A rat flails about in a vat of water. It claws at the edges, cries out for help, and even­tu­al­ly accepts its fate. Jack Roth’s Dan­ny – a young, gaunt and work­ing class anar­chist – argues that our cur­rent socio-eco­nom­ic cli­mate will meet the same gris­ly end. His solu­tion?
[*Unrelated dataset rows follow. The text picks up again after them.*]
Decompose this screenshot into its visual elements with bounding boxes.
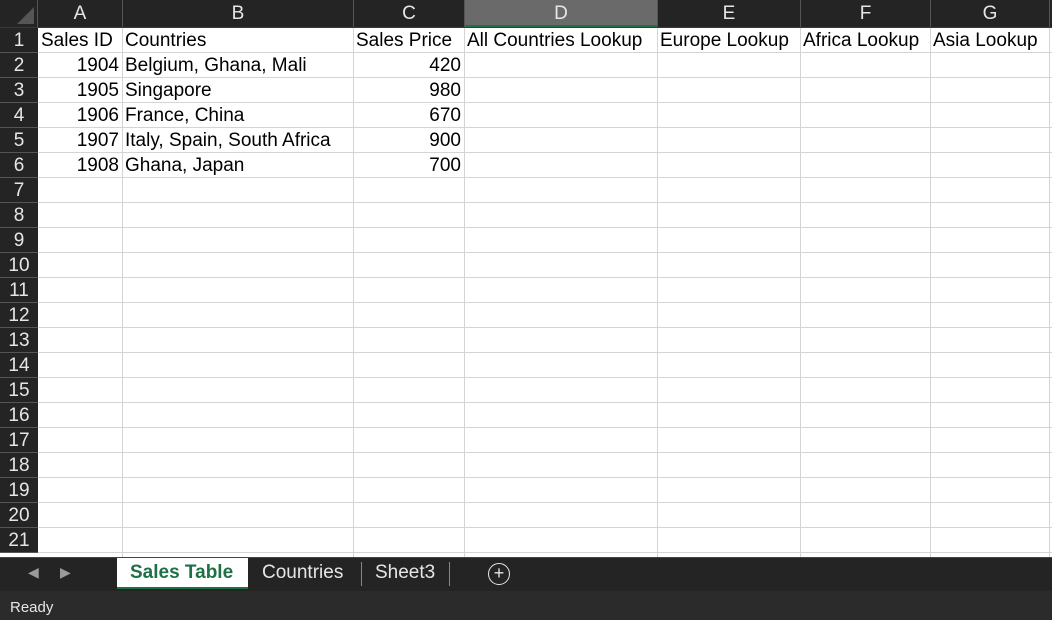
gridline <box>38 302 1052 303</box>
cell-a1[interactable]: Sales ID <box>38 28 122 53</box>
cell-sales-price[interactable]: 900 <box>353 128 464 153</box>
column-header-a[interactable]: A <box>38 0 123 27</box>
cell-f1[interactable]: Africa Lookup <box>800 28 930 53</box>
cell-sales-price[interactable]: 980 <box>353 78 464 103</box>
row-header[interactable]: 4 <box>0 103 38 128</box>
sheet-tab-sheet3[interactable]: Sheet3 <box>362 558 448 589</box>
spreadsheet-grid[interactable]: A B C D E F G 1 2 3 4 5 6 7 8 9 10 11 12… <box>0 0 1052 557</box>
row-header[interactable]: 19 <box>0 478 38 503</box>
row-header[interactable]: 12 <box>0 303 38 328</box>
cell-g1[interactable]: Asia Lookup <box>930 28 1049 53</box>
gridline <box>38 427 1052 428</box>
cell-countries[interactable]: Singapore <box>122 78 353 103</box>
select-all-button[interactable] <box>0 0 38 27</box>
cell-countries[interactable]: France, China <box>122 103 353 128</box>
column-headers: A B C D E F G <box>0 0 1052 28</box>
column-header-f[interactable]: F <box>801 0 931 27</box>
row-header[interactable]: 21 <box>0 528 38 553</box>
row-header[interactable]: 17 <box>0 428 38 453</box>
gridline <box>38 202 1052 203</box>
cell-sales-price[interactable]: 670 <box>353 103 464 128</box>
gridline <box>38 402 1052 403</box>
gridline <box>38 377 1052 378</box>
row-header[interactable]: 5 <box>0 128 38 153</box>
row-header[interactable]: 10 <box>0 253 38 278</box>
row-header[interactable]: 15 <box>0 378 38 403</box>
column-header-b[interactable]: B <box>123 0 354 27</box>
gridline <box>38 552 1052 553</box>
row-header[interactable]: 18 <box>0 453 38 478</box>
cell-b1[interactable]: Countries <box>122 28 353 53</box>
sheet-tab-countries[interactable]: Countries <box>249 558 356 589</box>
cell-area[interactable]: Sales ID Countries Sales Price All Count… <box>38 28 1052 557</box>
gridline <box>38 352 1052 353</box>
row-header[interactable]: 1 <box>0 28 38 53</box>
cell-d1[interactable]: All Countries Lookup <box>464 28 657 53</box>
cell-sales-price[interactable]: 420 <box>353 53 464 78</box>
cell-c1[interactable]: Sales Price <box>353 28 464 53</box>
add-sheet-icon[interactable]: + <box>488 563 510 585</box>
cell-countries[interactable]: Ghana, Japan <box>122 153 353 178</box>
gridline <box>38 227 1052 228</box>
gridline <box>38 327 1052 328</box>
column-header-g[interactable]: G <box>931 0 1050 27</box>
scroll-tabs-right-icon[interactable]: ▶ <box>60 564 71 581</box>
row-header[interactable]: 16 <box>0 403 38 428</box>
row-header[interactable]: 3 <box>0 78 38 103</box>
cell-sales-id[interactable]: 1904 <box>38 53 122 78</box>
column-header-c[interactable]: C <box>354 0 465 27</box>
cell-sales-price[interactable]: 700 <box>353 153 464 178</box>
tab-divider <box>449 562 450 586</box>
sheet-tab-sales-table[interactable]: Sales Table <box>117 558 248 589</box>
row-header[interactable]: 6 <box>0 153 38 178</box>
row-header[interactable]: 9 <box>0 228 38 253</box>
row-header[interactable]: 20 <box>0 503 38 528</box>
status-bar: Ready <box>0 591 1052 620</box>
row-header[interactable]: 8 <box>0 203 38 228</box>
cell-sales-id[interactable]: 1907 <box>38 128 122 153</box>
gridline <box>38 452 1052 453</box>
row-header[interactable]: 2 <box>0 53 38 78</box>
row-header[interactable]: 13 <box>0 328 38 353</box>
status-text: Ready <box>10 599 54 616</box>
cell-countries[interactable]: Belgium, Ghana, Mali <box>122 53 353 78</box>
gridline <box>38 477 1052 478</box>
gridline <box>38 502 1052 503</box>
cell-e1[interactable]: Europe Lookup <box>657 28 800 53</box>
gridline <box>38 277 1052 278</box>
column-header-d[interactable]: D <box>465 0 658 27</box>
row-header[interactable]: 14 <box>0 353 38 378</box>
select-all-icon <box>17 7 34 24</box>
cell-sales-id[interactable]: 1906 <box>38 103 122 128</box>
row-header[interactable]: 7 <box>0 178 38 203</box>
gridline <box>38 527 1052 528</box>
column-header-e[interactable]: E <box>658 0 801 27</box>
cell-sales-id[interactable]: 1905 <box>38 78 122 103</box>
cell-sales-id[interactable]: 1908 <box>38 153 122 178</box>
row-header[interactable]: 11 <box>0 278 38 303</box>
sheet-tab-bar: ◀ ▶ Sales Table Countries Sheet3 + <box>0 557 1052 591</box>
scroll-tabs-left-icon[interactable]: ◀ <box>28 564 39 581</box>
gridline <box>38 252 1052 253</box>
cell-countries[interactable]: Italy, Spain, South Africa <box>122 128 353 153</box>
Wield a plas­tic gun with enough rage-fuelled con­vic­tion to make it seem real, take a wealthy fam­i­ly hostage, and ask them to gam­ble on their lives.

Watch­ing his scheme play out is like ogling at an auteur pick n’ mix. There’s the ground­ed vio­lence of Ben Wheat­ley, the play­ful ban­ter of Guy Ritchie and Spike Lee pops up to egg on our char­ac­ters as they spew class-cen­tric insults at the cam­era. Kubrick, too: with a sound­track heavy on the clas­si­cal and bran­dish­ing a dis­con­tent­ed youth at its epi­cen­tre, Us and Them is essen­tial­ly A Clock­work Orange repur­posed for the post-Brex­it era.

It shouldn’t work – Mar­tin has thrown every­thing and the kitchen sink dra­ma at his film, but Us and Them is styl­ish, how­ev­er heav­i­ly bor­rowed that style is, and the script’s hyper­ac­tiv­i­ty dis­tracts enough from the fact that its mus­ings on class con­flict are under­de­vel­oped at best.

Begin­ning on the day of the crime and flit­ting through a glut of flash­backs, the film’s struc­ture is as tight­ly woven as it is des­per­ate­ly errat­ic. With his char­ac­ters oper­at­ing sole­ly in the con­fined spaces of a lav­ish man­sion, you can sense Mar­tin doing every­thing in his pow­er to avoid an inher­ent stagi­ness. And so we have tongue-in-cheek title cards that blare out on screen when­ev­er they please, and cam­era swivels dizzy­ing enough to induce nausea.

Us and Them offers up an unde­ni­ably fran­tic, nut­ty 90 min­utes, but Martin’s insight towards our socio-eco­nom­ic divide is lost amid the rack­et. Per­haps that rat just want­ed to drown out the noise.